It’s far from an ideal situation, but Katie Bates is just glad she gets to be with her team again.
“Anything at this point is better than nothing,” said Bates, who has led Pine Grove’s girls to four-straight Class 1A state basketball titles.
The Mississippi High School Activities Association announced on Thursday that high school teams can begin practices and workouts, with restrictions, starting June 1 – the normal start date for the high school sports summer calendar.
All athletic competition and related activities have been suspended since March 16.

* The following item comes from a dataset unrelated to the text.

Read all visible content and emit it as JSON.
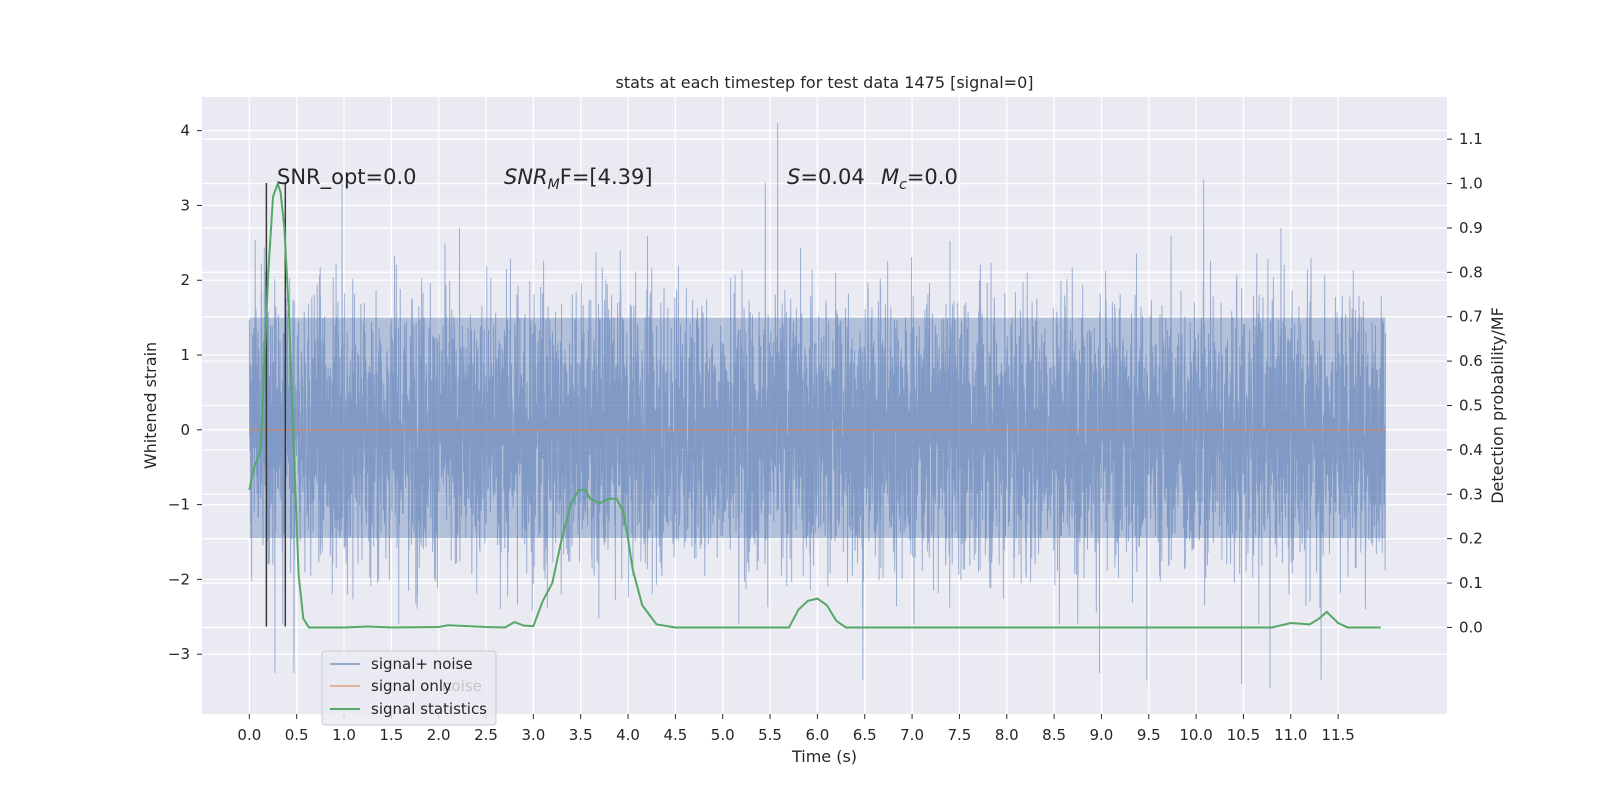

June is normally a time for summer league basketball, but competition between schools is prohibited due to the COVID-19 pandemic. And that might be just as well, because weight and conditioning work are paramount for athletes after being off for so long.
“We bank a lot on our weight lifting program,” Bates said. “We think that’s been a huge part of our success in the past. We’re really excited that we’re going to get back and not have to miss out this summer on it.”
Workouts will be a more urgent matter for football teams. Spring drills were canceled, and preseason practices are scheduled to start Aug. 3.
The MHSAA said that all summer work is voluntary for athletes, which concerns Okolona football coach Lamart Harvey.
“If the kids don’t show up, you can’t punish them, you can’t cut them,” Harvey said. “Of my 32, I’m probably going to have 20, 22 show up. I’m going to have 10 or 12 that try to beat the system.”
As for the athletes who do show up, coaches have to tweak workouts so as to abide by local and state protocol regarding coronavirus safety measures. Harvey said he will probably break his team down into four groups, with one on the practice field, one on the game field, one in the locker room – doing agility work – and one in the weight room.
There will be a two-week acclimation period for athletes, many of whom haven’t seen the inside of a weight room in more than two months.
New Tupelo football coach Ty Hardin is going to do a lot of outside work.
“It will be conditioning and agility,” he said. “Old school type of training with some new stuff. … We have to prepare their bodies. That’s the main thing. We have to prepare them for what’s about to go on. We have to get them in football shape.”
Hardin was recently hired by Tupelo after four years as Houston’s head coach. He has yet to meet with his new players in person, having to settle for group chats and Zoom meetings.
He also hasn’t had the chance to install his schemes or fill out the coaching staff.
“Time is just a major enemy right now. I still have to hire three coaches, so there are some obstacles for us when getting back started,” Hardin said.
Ingomar’s boys basketball team – the reigning 1A state champion – normally plays several games per summer. Even with that option out the window, coach Jonathan Ashley is excited to rejoin his team.
He said his players have been able to do cardio work at a local gym, so he’s expecting a productive summer.
“We are really excited to get them back in the weight room and get back to conditioning and practice also a little bit,” Ashley said. “I think it’s time.”